No one denies that mining, or warfare, or hospital work, both spiritual and medical, involve grave risks to life, nor that the preparation of many chemicals is directly and inevitably injurious to health. Yet no one thinks of abolishing such occupations or of blaming those who follow them, and rightly so; for instant death may and should be risked, the slow but certain undermining of the physical health may be laudably embarked on, if only the mind and character are not damaged, and if the end to be attained is found to be necessary or seriously helpful, and unattainable by other means.

The simple fact, then, of frequent and subsequent, or even of universal and concomitant ill-health in such mystical cases, or even the proof of this ill-health being a direct consequence or necessary condition of that mystical life, can but push back the debate, and simply raises the question as to the serious value of that habit and activity.

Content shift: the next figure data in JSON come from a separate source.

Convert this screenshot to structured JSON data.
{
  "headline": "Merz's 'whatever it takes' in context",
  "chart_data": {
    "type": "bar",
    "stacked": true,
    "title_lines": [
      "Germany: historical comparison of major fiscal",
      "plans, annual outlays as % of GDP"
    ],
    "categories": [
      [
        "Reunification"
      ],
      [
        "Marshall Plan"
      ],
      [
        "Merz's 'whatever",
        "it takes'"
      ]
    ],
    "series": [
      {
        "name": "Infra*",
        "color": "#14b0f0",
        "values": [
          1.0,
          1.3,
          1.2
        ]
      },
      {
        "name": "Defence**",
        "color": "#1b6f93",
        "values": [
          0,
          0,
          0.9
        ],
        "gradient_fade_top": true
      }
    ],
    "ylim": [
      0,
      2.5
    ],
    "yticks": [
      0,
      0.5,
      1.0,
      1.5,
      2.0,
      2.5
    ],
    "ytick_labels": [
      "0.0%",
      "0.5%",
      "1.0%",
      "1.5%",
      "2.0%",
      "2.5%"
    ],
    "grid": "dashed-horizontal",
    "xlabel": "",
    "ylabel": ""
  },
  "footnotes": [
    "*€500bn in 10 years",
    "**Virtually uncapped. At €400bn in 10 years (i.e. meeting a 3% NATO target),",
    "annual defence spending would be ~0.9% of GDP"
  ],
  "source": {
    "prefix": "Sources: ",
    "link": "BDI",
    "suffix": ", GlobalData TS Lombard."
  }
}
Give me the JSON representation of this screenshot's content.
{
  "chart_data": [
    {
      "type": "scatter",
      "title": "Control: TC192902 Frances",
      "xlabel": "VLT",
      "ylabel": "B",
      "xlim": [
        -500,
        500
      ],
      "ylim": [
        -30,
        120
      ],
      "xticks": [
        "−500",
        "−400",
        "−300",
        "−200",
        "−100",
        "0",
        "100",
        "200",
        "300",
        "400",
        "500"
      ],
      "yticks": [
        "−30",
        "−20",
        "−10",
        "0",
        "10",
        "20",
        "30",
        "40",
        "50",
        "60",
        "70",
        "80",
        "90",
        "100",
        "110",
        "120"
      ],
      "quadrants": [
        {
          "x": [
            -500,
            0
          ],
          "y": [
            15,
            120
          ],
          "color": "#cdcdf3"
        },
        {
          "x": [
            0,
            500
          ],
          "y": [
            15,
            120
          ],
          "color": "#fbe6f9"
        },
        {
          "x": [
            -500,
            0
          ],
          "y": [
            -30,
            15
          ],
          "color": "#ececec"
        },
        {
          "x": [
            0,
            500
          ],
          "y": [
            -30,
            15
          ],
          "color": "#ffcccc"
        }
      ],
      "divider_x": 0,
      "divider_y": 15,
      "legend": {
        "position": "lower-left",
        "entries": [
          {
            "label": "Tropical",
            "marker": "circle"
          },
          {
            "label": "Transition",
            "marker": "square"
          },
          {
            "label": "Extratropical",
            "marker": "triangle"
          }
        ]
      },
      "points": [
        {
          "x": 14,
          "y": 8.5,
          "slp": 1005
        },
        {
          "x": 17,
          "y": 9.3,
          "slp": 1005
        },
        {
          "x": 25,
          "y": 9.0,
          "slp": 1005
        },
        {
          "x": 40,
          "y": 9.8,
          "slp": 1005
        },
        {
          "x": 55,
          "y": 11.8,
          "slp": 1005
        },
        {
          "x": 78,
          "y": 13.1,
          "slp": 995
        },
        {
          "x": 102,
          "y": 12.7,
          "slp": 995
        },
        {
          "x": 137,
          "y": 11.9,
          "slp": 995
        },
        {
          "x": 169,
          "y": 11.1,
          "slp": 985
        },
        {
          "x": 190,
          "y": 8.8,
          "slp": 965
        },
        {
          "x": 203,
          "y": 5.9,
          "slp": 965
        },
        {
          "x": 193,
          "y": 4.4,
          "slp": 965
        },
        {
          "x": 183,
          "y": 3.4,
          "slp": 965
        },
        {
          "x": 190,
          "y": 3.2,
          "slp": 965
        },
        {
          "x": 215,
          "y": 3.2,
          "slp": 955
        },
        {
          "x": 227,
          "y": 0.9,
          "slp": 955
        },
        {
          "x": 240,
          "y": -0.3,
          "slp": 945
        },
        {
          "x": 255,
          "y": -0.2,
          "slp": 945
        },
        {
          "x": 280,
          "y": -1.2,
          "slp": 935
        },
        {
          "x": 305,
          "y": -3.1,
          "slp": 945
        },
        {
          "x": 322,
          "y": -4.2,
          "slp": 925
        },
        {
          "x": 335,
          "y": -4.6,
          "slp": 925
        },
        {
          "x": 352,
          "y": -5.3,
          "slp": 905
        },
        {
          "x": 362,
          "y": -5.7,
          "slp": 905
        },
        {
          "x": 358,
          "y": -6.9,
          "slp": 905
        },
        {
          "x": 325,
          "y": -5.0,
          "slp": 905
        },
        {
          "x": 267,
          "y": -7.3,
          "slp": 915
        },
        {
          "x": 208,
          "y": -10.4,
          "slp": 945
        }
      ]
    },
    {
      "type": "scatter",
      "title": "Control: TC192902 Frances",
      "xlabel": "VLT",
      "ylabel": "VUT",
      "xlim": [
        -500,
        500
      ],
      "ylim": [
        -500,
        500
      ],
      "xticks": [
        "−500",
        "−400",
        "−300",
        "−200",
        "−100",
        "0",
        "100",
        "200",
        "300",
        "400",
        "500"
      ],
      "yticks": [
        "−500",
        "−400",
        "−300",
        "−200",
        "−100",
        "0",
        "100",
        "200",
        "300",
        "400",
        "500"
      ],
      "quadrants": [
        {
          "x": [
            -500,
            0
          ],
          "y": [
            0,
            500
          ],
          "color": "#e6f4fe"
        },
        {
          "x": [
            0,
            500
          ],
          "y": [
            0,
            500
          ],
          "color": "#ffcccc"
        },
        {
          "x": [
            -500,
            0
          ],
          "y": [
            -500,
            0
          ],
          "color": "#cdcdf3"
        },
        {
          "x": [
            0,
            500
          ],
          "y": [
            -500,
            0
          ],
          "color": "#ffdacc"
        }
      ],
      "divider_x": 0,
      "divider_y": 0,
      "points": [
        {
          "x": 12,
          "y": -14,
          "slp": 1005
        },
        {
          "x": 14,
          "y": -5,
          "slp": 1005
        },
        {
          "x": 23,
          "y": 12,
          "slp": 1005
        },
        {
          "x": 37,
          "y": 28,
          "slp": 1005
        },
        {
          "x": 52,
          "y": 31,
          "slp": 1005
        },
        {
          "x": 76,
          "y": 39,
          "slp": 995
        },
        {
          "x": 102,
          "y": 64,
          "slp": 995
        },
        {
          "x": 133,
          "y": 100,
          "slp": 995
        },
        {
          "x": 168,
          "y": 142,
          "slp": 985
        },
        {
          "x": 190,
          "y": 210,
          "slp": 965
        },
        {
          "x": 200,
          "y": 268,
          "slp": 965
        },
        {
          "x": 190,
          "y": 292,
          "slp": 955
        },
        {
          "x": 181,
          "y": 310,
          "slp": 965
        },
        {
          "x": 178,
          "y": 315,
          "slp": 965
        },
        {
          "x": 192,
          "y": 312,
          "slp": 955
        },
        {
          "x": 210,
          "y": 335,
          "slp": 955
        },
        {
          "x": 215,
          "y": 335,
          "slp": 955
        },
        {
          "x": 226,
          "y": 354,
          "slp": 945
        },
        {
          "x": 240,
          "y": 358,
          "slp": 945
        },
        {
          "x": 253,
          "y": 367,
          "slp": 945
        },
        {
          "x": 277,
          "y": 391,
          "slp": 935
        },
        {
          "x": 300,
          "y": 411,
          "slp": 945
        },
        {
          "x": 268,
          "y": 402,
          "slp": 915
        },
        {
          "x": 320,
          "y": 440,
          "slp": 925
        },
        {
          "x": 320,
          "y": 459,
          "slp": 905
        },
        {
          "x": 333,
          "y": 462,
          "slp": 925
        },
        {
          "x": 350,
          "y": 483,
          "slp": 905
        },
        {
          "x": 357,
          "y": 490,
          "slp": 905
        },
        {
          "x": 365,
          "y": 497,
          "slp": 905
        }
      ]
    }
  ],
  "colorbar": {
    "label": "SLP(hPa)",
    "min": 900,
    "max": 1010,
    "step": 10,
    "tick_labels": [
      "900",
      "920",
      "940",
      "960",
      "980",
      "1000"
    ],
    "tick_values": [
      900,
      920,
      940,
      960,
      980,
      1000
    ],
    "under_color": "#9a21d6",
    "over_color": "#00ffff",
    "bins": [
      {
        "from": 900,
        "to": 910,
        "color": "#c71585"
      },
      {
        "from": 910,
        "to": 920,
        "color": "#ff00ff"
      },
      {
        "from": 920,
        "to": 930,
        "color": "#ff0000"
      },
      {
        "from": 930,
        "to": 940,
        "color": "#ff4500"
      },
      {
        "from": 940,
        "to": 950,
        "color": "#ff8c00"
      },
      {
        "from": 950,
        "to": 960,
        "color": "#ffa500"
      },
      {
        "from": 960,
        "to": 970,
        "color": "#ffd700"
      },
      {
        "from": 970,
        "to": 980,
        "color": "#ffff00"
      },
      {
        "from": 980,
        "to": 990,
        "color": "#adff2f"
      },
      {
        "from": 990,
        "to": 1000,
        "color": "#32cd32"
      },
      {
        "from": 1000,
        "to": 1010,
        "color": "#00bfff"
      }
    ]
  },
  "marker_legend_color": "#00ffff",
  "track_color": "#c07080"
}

Only a decision adverse to that serious value would constitute those facts into a condemnation of that activity itself.

And, next, it must be plain to any one endowed with an appreciable dose of the mystical sense, and with a sufficiently large knowledge of human nature and of religious apprehension in the past and present,—that, if it is doubtless possible quite erroneously to treat all men as having a considerable element of mysticism in them, and hence to strain and spoil souls belonging to one of the other types: it is equally possible to starve those that possess this element in an operative degree. Atrophy is as truly a malady as plethora.